2016 baharından günümüze dek yaşanan “Nuit Debout” (Gece Ayakta) eylemleri, “Sarı Yelekliler Hareketi”, sağlık ve ulaşım sektörlerinde hiç dinmeyen grev ve direnişler, pandemi zamanı boyunca dikte edilen katı karantina koşulları ve zorunlu aşı uygulaması gibi baskıcı politikalara karşı gelişen “Cumartesi eylemleri”, pandemi sonrası dönemde gerçekleşen uzun grev dalgası ve nihayet 19 Ocak’tan bu yana tanık olunan emeklilik reformu karşıtı devasa kitlesel direniş ve grevler sözkonusu gerçeğin doğrudan teyididir…

***

Fransız mali sermaye cephesinin her yıl artırdığı silahlanma bütçesi bu kez, Ukranya üzerindenden sürdürülen çok boyutlu savaş gerekçe edilerek çok daha astronomik düzeylere çekildi. 2030 yılına kadar nükleer olanlar da dahil; deniz, kara ve hava kuvvetlerinin bütün konvansiyonel silah stokları modernize edilip yenileriyle takviye edilecek. Kamuoyu ile paylaşılan silahlanma bütçesinin toplam tutar ise 413 milyar € gibi dudak uçuklatan bir rakam. Bir başka deyişle, savaş ekonomisine geçiş hazırlıkları demektir bu.

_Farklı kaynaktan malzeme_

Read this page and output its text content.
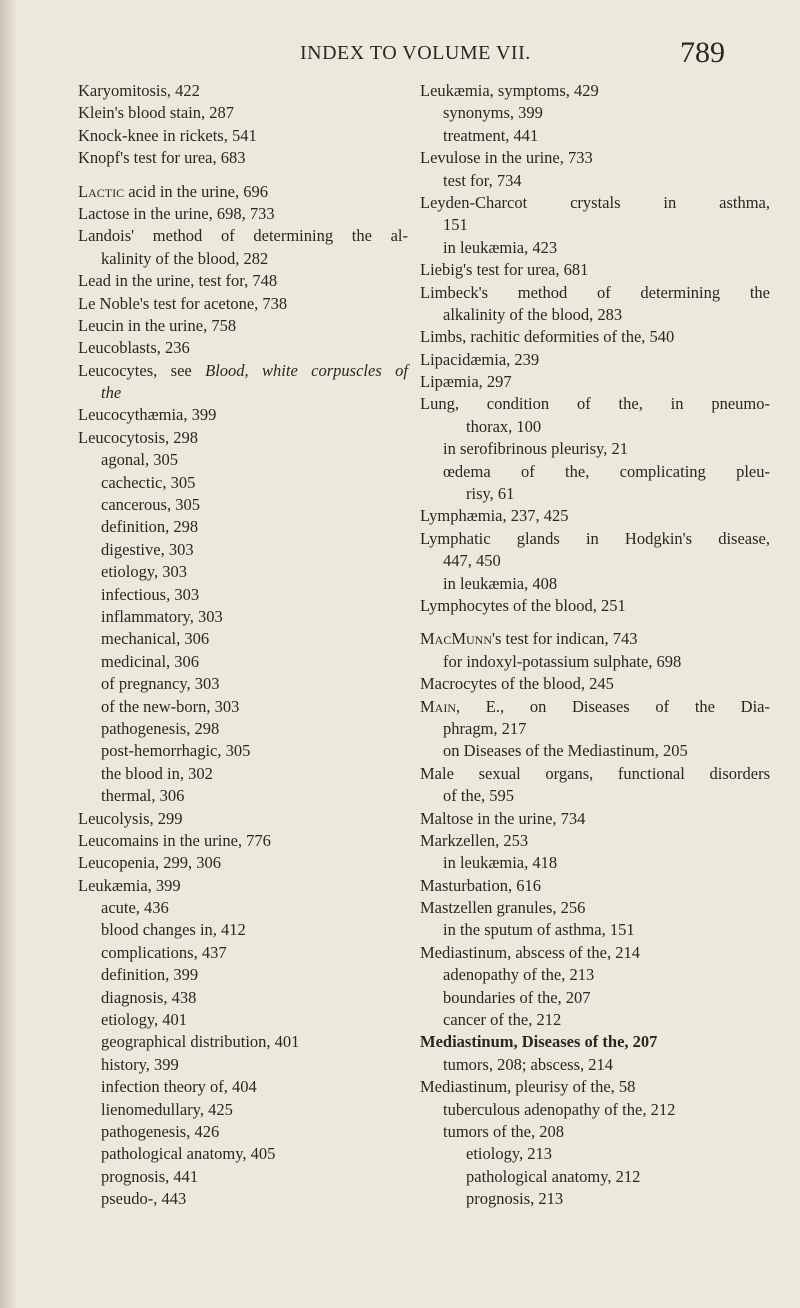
INDEX TO VOLUME VII.	789
Karyomitosis, 422
Klein's blood stain, 287
Knock-knee in rickets, 541
Knopf's test for urea, 683
Lactic acid in the urine, 696
Lactose in the urine, 698, 733
Landois' method of determining the al-
kalinity of the blood, 282
Lead in the urine, test for, 748
Le Noble's test for acetone, 738
Leucin in the urine, 758
Leucoblasts, 236
Leucocytes, see Blood, white corpuscles of
the
Leucocythæmia, 399
Leucocytosis, 298
agonal, 305
cachectic, 305
cancerous, 305
definition, 298
digestive, 303
etiology, 303
infectious, 303
inflammatory, 303
mechanical, 306
medicinal, 306
of pregnancy, 303
of the new-born, 303
pathogenesis, 298
post-hemorrhagic, 305
the blood in, 302
thermal, 306
Leucolysis, 299
Leucomains in the urine, 776
Leucopenia, 299, 306
Leukæmia, 399
acute, 436
blood changes in, 412
complications, 437
definition, 399
diagnosis, 438
etiology, 401
geographical distribution, 401
history, 399
infection theory of, 404
lienomedullary, 425
pathogenesis, 426
pathological anatomy, 405
prognosis, 441
pseudo-, 443
Leukæmia, symptoms, 429
synonyms, 399
treatment, 441
Levulose in the urine, 733
test for, 734
Leyden-Charcot crystals in asthma,
151
in leukæmia, 423
Liebig's test for urea, 681
Limbeck's method of determining the
alkalinity of the blood, 283
Limbs, rachitic deformities of the, 540
Lipacidæmia, 239
Lipæmia, 297
Lung, condition of the, in pneumo-
thorax, 100
in serofibrinous pleurisy, 21
œdema of the, complicating pleu-
risy, 61
Lymphæmia, 237, 425
Lymphatic glands in Hodgkin's disease,
447, 450
in leukæmia, 408
Lymphocytes of the blood, 251
MacMunn's test for indican, 743
for indoxyl-potassium sulphate, 698
Macrocytes of the blood, 245
Main, E., on Diseases of the Dia-
phragm, 217
on Diseases of the Mediastinum, 205
Male sexual organs, functional disorders
of the, 595
Maltose in the urine, 734
Markzellen, 253
in leukæmia, 418
Masturbation, 616
Mastzellen granules, 256
in the sputum of asthma, 151
Mediastinum, abscess of the, 214
adenopathy of the, 213
boundaries of the, 207
cancer of the, 212
Mediastinum, Diseases of the, 207
tumors, 208; abscess, 214
Mediastinum, pleurisy of the, 58
tuberculous adenopathy of the, 212
tumors of the, 208
etiology, 213
pathological anatomy, 212
prognosis, 213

Emeklilik kasasında açık bulunduğunu söyleyen Fransız mali oligarşisinin bu devasa bütçeyi hangi türde bir faşizan otoriteyle ve kimlerin sırtına bindireceği, hangi sınıfsal katmanlara kemer sıktıracağı ise sır değildir.

Tüm bu olgu ve planlamaların diğer anlamı ise, sosyal-sınıfsal hareket ve mücadele dinamiklerin -maruz kalacakları sistemli baskı ve yoksullaşmaya koşut olarak- sendika ve sistem içi parti elitlerinin reformcu ufuk ve iradelerini de aşarak kapitalist sistem karşıtı, daha köktenci mecralara doğru evrilmesi yönünde olacaktır.

*

Bu seri yazı bağlamında, Fransa’daki toplumsal-sınıfsal yığın hareketlerinin (küresel ölçekli jeostratejik-jeopolitik kapışmalarla bağı içinde) yakın geçmişine, bugününe, iç yapısına, ideolojik-politik bileşimine, Avrupa ve dünyaya nasıl sirayet edebileceğine ve elbette evrilmesi muhtemel doğrultulara bakmaya çalışacağız.